On The Daily podcast, a former quality manager at Boeing describes safety concerns and efforts to report them. He is one of more than 12 employees the New York Times reporter interviewed who had raised issues internally and with the Federal Aviation Administration (FAA) before the 737 MAX crashes—and dating back to the 787 Dreamliner, which was introduced in 2007.
Employees complained about debris left inside aircrafts, even as planes were going on test flights and getting ready for delivery, and about missing and doctored defective parts. The reporter describes a company under pressure taking serious safety shortcuts.
According to U.S. Department of Labor data, whistleblowers have little success. This chart shows a very small percentage of government-reported cases considered of “merit,” although in the table below the chart, the author tells us that cases that are “settled” or “settled other” (a nonstandard procedure) should also be considered winners. Still, it’s a small percentage in light of what it takes to come forward to file a complaint.

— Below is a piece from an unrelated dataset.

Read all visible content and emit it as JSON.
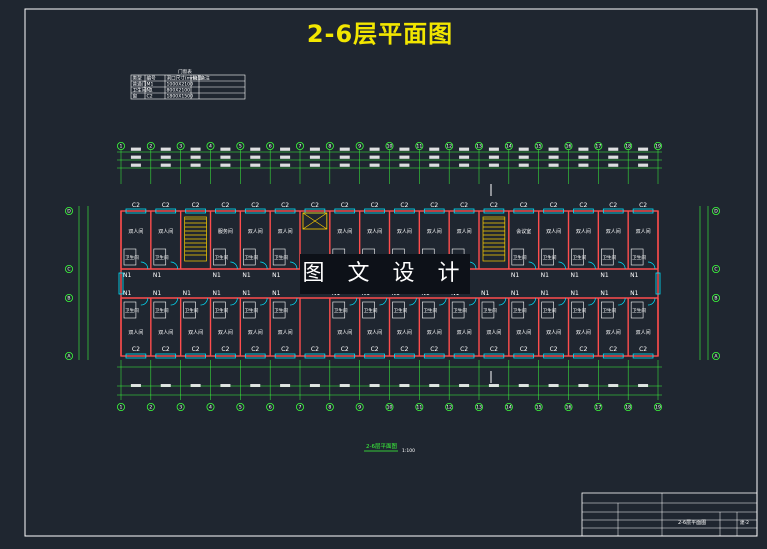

What’s your view of Boeing? Some employees say they felt proud when they first worked at the company, and now they are embarrassed. How, if at all, does this news change your perception of the company?
What does it take to be a whistleblower? What is at stake, and what are the potential rewards?
Assess the chart. Who is the audience, and what are the communication objectives? How could you change the chart to improve readability? For example, consider how the 3D effect might change how we interpret the data.